I often hear the 'Google is bigger, so they can afford it' argument... Bigger means they have MORE PEOPLE. That means it costs more.
I can understand a startup saying they can't do it, but an established company with profits? They could, if they wanted to. (Not that it would necessarily make sense, mind you. It depends on the industry.)
And the teamwork thing is nonsense, too. Googlers can work on other peoples' 20% projects in their 20% time. So it encourages teamwork as well. (And I'd likely be one of those, as I have few good ideas, but enjoy helping others flesh theirs out.)
Some people choose to make time for their side projects, and some don't. The real benefit to 20% time is fostering the environment where employees are encouraged to help other areas of the company or to step outside of their day to day responsibilities.
This also promotes teamwork across teams, which is really important when you have so many different products that need to feel cohesive.
Assuming that's a myth, why do people leave Google? It seems like a dream place to work.
Personally, I left to pursue doctorate studies.
The working hours are not crazy for all, but it's all bout getting things done, and people feel responsible of their tasks, so there is also a significant part of WFH.
NPR isn't an established company with profits. It's a non-profit funded (in part) by a government always itching for an excuse to withhold all its funding.
"NPR is overfunded. They let their developers do whatever the hell they want for 20% of their time!"
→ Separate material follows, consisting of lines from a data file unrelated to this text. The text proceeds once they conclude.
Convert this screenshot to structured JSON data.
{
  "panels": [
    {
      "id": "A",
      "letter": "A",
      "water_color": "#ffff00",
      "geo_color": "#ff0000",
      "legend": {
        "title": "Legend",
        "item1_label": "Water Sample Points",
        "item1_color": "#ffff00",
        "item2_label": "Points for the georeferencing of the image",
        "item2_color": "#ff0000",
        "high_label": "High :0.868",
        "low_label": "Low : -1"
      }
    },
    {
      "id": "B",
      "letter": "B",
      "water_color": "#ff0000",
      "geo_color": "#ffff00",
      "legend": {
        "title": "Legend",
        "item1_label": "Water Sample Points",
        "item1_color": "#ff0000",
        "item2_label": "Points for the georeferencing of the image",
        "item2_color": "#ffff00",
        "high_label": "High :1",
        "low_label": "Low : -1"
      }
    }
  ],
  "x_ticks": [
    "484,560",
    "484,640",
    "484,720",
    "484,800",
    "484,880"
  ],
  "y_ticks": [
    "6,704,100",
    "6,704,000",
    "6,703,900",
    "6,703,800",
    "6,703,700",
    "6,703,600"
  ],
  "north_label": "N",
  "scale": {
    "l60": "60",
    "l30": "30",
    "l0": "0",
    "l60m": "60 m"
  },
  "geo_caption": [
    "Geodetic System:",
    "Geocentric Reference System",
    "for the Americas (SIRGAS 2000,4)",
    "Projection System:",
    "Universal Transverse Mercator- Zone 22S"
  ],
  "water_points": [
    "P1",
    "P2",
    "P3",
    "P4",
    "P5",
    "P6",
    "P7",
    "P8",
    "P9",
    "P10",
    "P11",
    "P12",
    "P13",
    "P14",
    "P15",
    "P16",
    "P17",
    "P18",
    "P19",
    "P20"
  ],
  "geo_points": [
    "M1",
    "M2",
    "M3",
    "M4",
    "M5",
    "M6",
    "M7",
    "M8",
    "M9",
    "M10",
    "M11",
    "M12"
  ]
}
I'm the CTO. Feel free to ask me anything about the culture we have.
One even rigged up an iPad to their in-house keg that somehow analyzes pours and is working on the "perfect" pour for each beer.
"Lumbard said the managers had toyed with the idea of adopting Google’s 20 percent time, but they concluded it wouldn’t work for NPR. Google has thousands of employees and extraordinarily deep pockets, which mean it can afford to let employees take a day every week for side projects. Plus, Lumbard says, 20-percent time puts the emphasis on individuality, whereas NPR’s approach values teamwork."
1. Let your employees decide/vote on the weekend, so as few miss it due to vacation and whatnot as possible.
2. Make it Thursday night - Sunday afternoon, and give them Monday off to recuperate/run errands/catch up on life. 8 days off/year instead of 52 should be much more doable for a smaller operation like NPR.
3. Schedule it far in advance, encourage people/teams to brainstorm ideas and have a rough project plan or three ready to go Thursday night.
4. Provide all the junk food, health food, and caffeine they can eat, free. Let them choose the menu when they're voting on the dates. Set up an internal website for all of this.
5. Make sure they've got all the hardware and software they could anticipate needing all on-site and ready go at the start. Minimize setup time.
6. Have something for planned for families as well, involve them if possible. Imagine, instead of going to watch a baseball game on the weekend with your mom and/or dad, going to a hackathon with them. Have a mini-hackathon on the side for the kids.
7. Have demo night Sunday at the end, fun/funny awards as well. For example, I dig Foursquare's 'Bender' badge for someone who goes out 4+ nights in a row. A hackathon equivalent would be whoever worked on site the longest and slept the least.
I don't think one work day every quarter is going to do much for them, but if they set it up like a hackathon sprint party over a very long weekend, they might get some interesting results.
>Make it Thursday night - Sunday afternoon,
>8 days off/year instead of 52 should be much more doable for a smaller operation like NPR.
Yeah, if I want to spend extra time at work I can focus on whatever the hell I'd like to, too.
You seem to be missing the point of a "20% time" or "serendipity day" if you think it can be duplicated by giving extra work to people in a salary exempt position.
One provides periods of autonomy without asking any more from workers, it only gives. The other asks for a huge time commitment. It shifts a big portion of benefit from employee to employer.
That goal is pretty loose and many people have spent their time working on their own cool ideas as well as internal tools that our sales team can use to make their lives easier.
I've found having a "free day" to look forward to makes it easier to focus on my regular tasks the first 4 days of the week.We also have the rule that the project needs to be shown off so you're accountable for the time. Nobody uses it just to goof off.
I know at least one new product is likely to come from this already and we've only been doing it for a few months. I'm really excited to see what comes out of it in the future.
Soo... it has fuck-all to do with Google's 20%?